DOUTRINA ALTER EGO

 

Por Alessio Sciarra

Como princípio geral, as empresas são consideradas entidades jurídicas separadas de seus acionistas, executivos e diretores . Isso implica não apenas que as empresas têm direitos e responsabilidades legais distintos de seus acionistas ou diretores, mas também que os acionistas e diretores não são responsáveis ​​pelas obrigações corporativas. Intuitivamente, o véu corporativo, que limita a responsabilidade pessoal dos proprietários, é um dos principais motivos que incentivam os indivíduos a formarem uma corporação.

“Alter-ego” é uma doutrina equitativa desenvolvida por tribunais para desconsiderar o status corporativo de uma empresa e responsabilizar os acionistas pessoalmente pelas ações da empresa. A teoria do alter ego foi desenvolvida para aliviar a dureza decorrente da mera aplicação da doutrina do véu corporativo sobre credores ou autores de atos ilícitos que processam corporações . A doutrina do alterego perfura o véu corporativo quando há evidência de uma unidade entre a corporação e os indivíduos, de forma que responsabilizar apenas a corporação seria injusto.

Sendo uma exceção a um princípio geral, a doutrina do alter ego é aplicada em circunstâncias limitadas . Normalmente, o alter-ego é aplicado em dois cenários: (1) quando uma empresa-mãe controla e dirige uma empresa subsidiária, e (2) quando uma empresa é usada por acionistas para negócios pessoais, a fim de escapar de sua responsabilidade pessoal por suas ações . A doutrina do alter-ego também é comumente conhecida como a doutrina da "mera instrumentalidade" porque a corporação opera como um instrumento para a vantagem pessoal de sua empresa-mãe, acionistas ou diretores . Embora desenvolvida em conexão com empresas, a teoria do alter-ego também se aplica a sociedades de responsabilidade limitada que compartilham com a corporação as características de serem entidades separadas de seus membros e protegendo os membros e administradores da responsabilidade pessoal por dívidas de empresas.

Na Flórida, o caso marcante da teoria do alter ego é o caso da Suprema Corte Palácio Dania Jai-Alai, Inc. v. Sykes. Nesse caso, a Suprema Corte criou um teste duplo para decidir se a teoria do alter ego se aplica. O tribunal reconheceu que, para afirmar com sucesso a doutrina do alter ego, não é suficiente a falta de separação entre a empresa e o acionista porque “o véu corporativo não pode ser furado sem uma demonstração de conduta imprópria”. Conseqüentemente, o véu da corporação só pode ser rompido se ficar provado que 1) a corporação é um mero instrumento ou alter ego do réu e 2) a corporação foi formada ou usada para um propósito impróprio. Além dos requisitos acima, o requerente deve provar que o uso fraudulento ou impróprio do formulário corporativo causou dano ao requerente .

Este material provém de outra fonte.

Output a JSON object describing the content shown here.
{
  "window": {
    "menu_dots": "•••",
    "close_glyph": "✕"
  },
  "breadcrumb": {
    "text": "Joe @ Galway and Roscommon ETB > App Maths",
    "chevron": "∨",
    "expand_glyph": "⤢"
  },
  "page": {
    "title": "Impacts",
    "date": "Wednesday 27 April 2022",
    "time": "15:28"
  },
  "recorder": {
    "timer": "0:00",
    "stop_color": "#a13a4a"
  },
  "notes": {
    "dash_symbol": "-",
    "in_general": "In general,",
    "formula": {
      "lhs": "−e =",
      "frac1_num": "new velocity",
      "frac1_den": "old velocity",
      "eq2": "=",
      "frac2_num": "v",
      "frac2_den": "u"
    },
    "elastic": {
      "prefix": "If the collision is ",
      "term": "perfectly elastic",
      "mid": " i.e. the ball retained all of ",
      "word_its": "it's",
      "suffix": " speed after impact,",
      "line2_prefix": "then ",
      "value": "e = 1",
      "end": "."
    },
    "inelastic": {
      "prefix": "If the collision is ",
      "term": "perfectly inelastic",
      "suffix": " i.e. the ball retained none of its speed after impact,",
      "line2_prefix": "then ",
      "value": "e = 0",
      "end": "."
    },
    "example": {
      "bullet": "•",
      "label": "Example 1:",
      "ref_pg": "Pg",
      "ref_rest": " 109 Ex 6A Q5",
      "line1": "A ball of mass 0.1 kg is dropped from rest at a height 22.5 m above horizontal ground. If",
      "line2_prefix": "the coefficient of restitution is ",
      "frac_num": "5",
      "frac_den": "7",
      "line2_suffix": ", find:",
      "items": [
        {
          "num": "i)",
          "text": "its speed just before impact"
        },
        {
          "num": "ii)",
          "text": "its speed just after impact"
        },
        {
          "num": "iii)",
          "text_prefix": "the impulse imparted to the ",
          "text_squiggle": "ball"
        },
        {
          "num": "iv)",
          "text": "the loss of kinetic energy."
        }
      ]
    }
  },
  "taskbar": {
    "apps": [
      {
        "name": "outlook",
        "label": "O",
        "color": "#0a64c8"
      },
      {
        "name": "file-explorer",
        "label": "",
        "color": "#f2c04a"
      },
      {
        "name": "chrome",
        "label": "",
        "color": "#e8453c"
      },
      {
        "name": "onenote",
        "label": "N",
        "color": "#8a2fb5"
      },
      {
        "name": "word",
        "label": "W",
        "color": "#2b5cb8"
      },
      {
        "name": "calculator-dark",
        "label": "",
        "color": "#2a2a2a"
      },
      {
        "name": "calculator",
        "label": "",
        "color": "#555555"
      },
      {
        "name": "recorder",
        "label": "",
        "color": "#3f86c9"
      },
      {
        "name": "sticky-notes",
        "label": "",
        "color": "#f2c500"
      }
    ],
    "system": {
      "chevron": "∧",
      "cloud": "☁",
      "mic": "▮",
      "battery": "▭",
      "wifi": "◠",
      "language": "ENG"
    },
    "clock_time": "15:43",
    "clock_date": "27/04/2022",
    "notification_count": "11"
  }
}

Os casos que seguem Dania Jai-Alai Palace, Inc., esclarecem melhor os requisitos da doutrina do alter ego na Flórida. Quanto ao primeiro requisito, para determinar se uma corporação é alter ego é necessário analisar a modalidade em que os proprietários a utilizaram. No Hilton Oil Transp. v. Transp. de Petróleo Companhia., o tribunal reconheceu uma lista de 15 fatores que são relevantes para determinar se uma corporação ou uma sociedade de responsabilidade limitada é um mero instrumento. Os padrões mais comuns e recorrentes são: a ausência de formalidades que fazem parte da existência corporativa, como por exemplo a emissão de ações, a eleição de diretores, a manutenção de registros corporativos e assim por diante; uma capitalização inadequada; sobreposição de propriedade, executivos e diretores; espaço de escritório comum, endereço e números de telefone de entidades corporativas; a quantidade de discrição comercial exibida pela corporação supostamente dominada; falha em manter ativos pessoais e corporativos separados; o desvio dos lucros da empresa para o indivíduo para seu uso pessoal; financiamento de controlada pela controladora; transações informais de empréstimos intercorporativos e apresentação de declarações de imposto de renda consolidadas pela controladora e subsidiária . Outro fator frequentemente considerado nos cenários do alter ego, embora não expressamente mencionado em Hilton Oil Transp. v. Transp. de Petróleo, é o fato de a corporação ser composta por um ou dois acionistas.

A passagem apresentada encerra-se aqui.